Nella dinamica del suo Hector c’è quel rovesciamento che è perno della narrazione e nella pulizia del tratto improvvisamente vediamo la nostra immagine di spettatori impotenti che si riflette sul volto del giovane nuotatore. La necessarietà degli eventi ci relega nell’unico ruolo possibile, lo stesso di Hector: essere negativi del riflesso di Jordi. Jordi potrebbe essere colpevole, o magari no, ma la sola domanda sensata adesso è: “Cosa faremmo se si trattasse di nostro figlio?”. L’assedio dispone i suoi schieramenti: i genitori contro Jordi, lo spazio privato contro quello pubblico, la barbarie del moderno contro l’esosa inviolabilità dell’acquisito.

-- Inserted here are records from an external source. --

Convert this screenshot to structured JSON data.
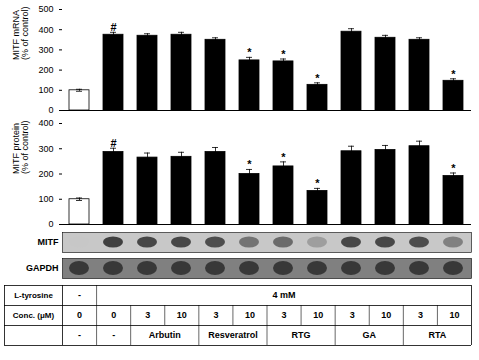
{
  "chart_data": [
    {
      "type": "bar",
      "categories": [
        null,
        null,
        null,
        null,
        null,
        null,
        null,
        null,
        null,
        null,
        null,
        null
      ],
      "values": [
        100,
        375,
        370,
        375,
        350,
        248,
        243,
        127,
        390,
        360,
        350,
        147
      ],
      "errors": [
        5,
        12,
        10,
        12,
        10,
        15,
        12,
        10,
        15,
        12,
        10,
        10
      ],
      "annotations": [
        null,
        "#",
        null,
        null,
        null,
        "*",
        "*",
        "*",
        null,
        null,
        null,
        "*"
      ],
      "colors": [
        "white",
        "black",
        "black",
        "black",
        "black",
        "black",
        "black",
        "black",
        "black",
        "black",
        "black",
        "black"
      ],
      "ylabel": "MITF mRNA\n(% of control)",
      "ylim": [
        0,
        500
      ],
      "yticks": [
        0,
        100,
        200,
        300,
        400,
        500
      ],
      "grid": false,
      "tick_labels": "y"
    },
    {
      "type": "bar",
      "categories": [
        null,
        null,
        null,
        null,
        null,
        null,
        null,
        null,
        null,
        null,
        null,
        null
      ],
      "values": [
        100,
        287,
        265,
        268,
        287,
        200,
        230,
        133,
        290,
        295,
        310,
        192
      ],
      "errors": [
        5,
        15,
        18,
        18,
        18,
        18,
        18,
        10,
        20,
        18,
        20,
        12
      ],
      "annotations": [
        null,
        "#",
        null,
        null,
        null,
        "*",
        "*",
        "*",
        null,
        null,
        null,
        "*"
      ],
      "colors": [
        "white",
        "black",
        "black",
        "black",
        "black",
        "black",
        "black",
        "black",
        "black",
        "black",
        "black",
        "black"
      ],
      "ylabel": "MITF protein\n(% of control)",
      "ylim": [
        0,
        400
      ],
      "yticks": [
        0,
        100,
        200,
        300,
        400
      ],
      "grid": false,
      "tick_labels": "y"
    },
    {
      "type": "blot",
      "series": [
        {
          "name": "MITF",
          "color": "#c8c8c8",
          "values": [
            0.78,
            0.25,
            0.28,
            0.28,
            0.3,
            0.45,
            0.42,
            0.62,
            0.28,
            0.28,
            0.3,
            0.5
          ]
        },
        {
          "name": "GAPDH",
          "color": "#808080",
          "values": [
            0.22,
            0.22,
            0.22,
            0.22,
            0.22,
            0.22,
            0.22,
            0.22,
            0.22,
            0.22,
            0.22,
            0.22
          ]
        }
      ]
    },
    {
      "type": "table",
      "rows": [
        {
          "name": "L-tyrosine",
          "cells": [
            {
              "text": "-",
              "span": 1
            },
            {
              "text": "4 mM",
              "span": 11
            }
          ]
        },
        {
          "name": "Conc. (μM)",
          "values": [
            0,
            0,
            3,
            10,
            3,
            10,
            3,
            10,
            3,
            10,
            3,
            10
          ]
        },
        {
          "cells": [
            {
              "text": "-",
              "span": 1
            },
            {
              "text": "-",
              "span": 1
            },
            {
              "text": "Arbutin",
              "span": 2
            },
            {
              "text": "Resveratrol",
              "span": 2
            },
            {
              "text": "RTG",
              "span": 2
            },
            {
              "text": "GA",
              "span": 2
            },
            {
              "text": "RTA",
              "span": 2
            }
          ]
        }
      ]
    }
  ]
}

Noi contro il nostro benaltrismo compulsivo.
Generali ideali delle due fazioni sono Riccardo Naldini e Monica Bauco, rispettivamente David e Anna. Se il confronto tra Jordi e Hector è attuativo, performante, lo scontro tra David e Anna è giocato sul territorio del passato. Eppure a spuntarla è il più abile nel maneggiare il presente. Certo, David nell’uso delle nuove forme di comunicazione non è più che un primate che brandisce una pietra scheggiata, ma ciò che comprende a pieno è di aver a disposizione un’arma contro la quale tutta la raffinatezza emotiva di Anna non può niente. La coppia di attori interagisce molto bene. Il David di Riccardo Naldini è efficacissimo, capace di una laconicità micidiale quanto di affondi stoccati in punta di battuta, con una presenza che sa prendere la scena senza uscire dalla funzione di personaggio-congegno, freddo e ineluttabile. E se Monica Bauco, nei momenti in cui la sua Anna è coinvolta anche nel rapporto tra Jordi e Hector, deve faticare un po’ per accordarsi alla dicotomia trai due e alla ritmica dell’intreccio, faccia a faccia con Riccardo Naldini ritrova profondità e riesce sciogliere alcuni inceppamenti, salvando la credibilità del personaggio, un ruolo delicato e complesso.
Dramma orizzontale, coi suoi strati compressi nella striscia di un qui e ora che contiene il passato ma non potrà contenere il futuro incombente, il Principio di Archimede racconta le dinamiche di una società sotto assedio, sperimentate “in vitro” secondo il metodo di Miró nella doppia vasca realizzata da Angelo Savelli con le scene di Federico Biancalani. La vasca dove si muovono storia e attori, e quella più grande, che racchiude anche il pubblico. “Abbiamo tutti paura” dice Anna, ma non è una ragione, né tantomeno una scusa, solo una spinta immane all’interno di un sistema chiuso. Non c’è morale in questo testo compatto, scritto da un autore talmente colto da sapere che per far cultura non c’è mezzo migliore dell’intrattenimento, e messo in scena da una produzione che ben prima di conoscerlo e di farlo conoscere in Italia, era già d’accordo con lui… però una riflessione la si può anche tentare. La resistenza a un assedio non sta nella capacità di tenere al di fuori, ma di scegliere cosa lasciare entrare.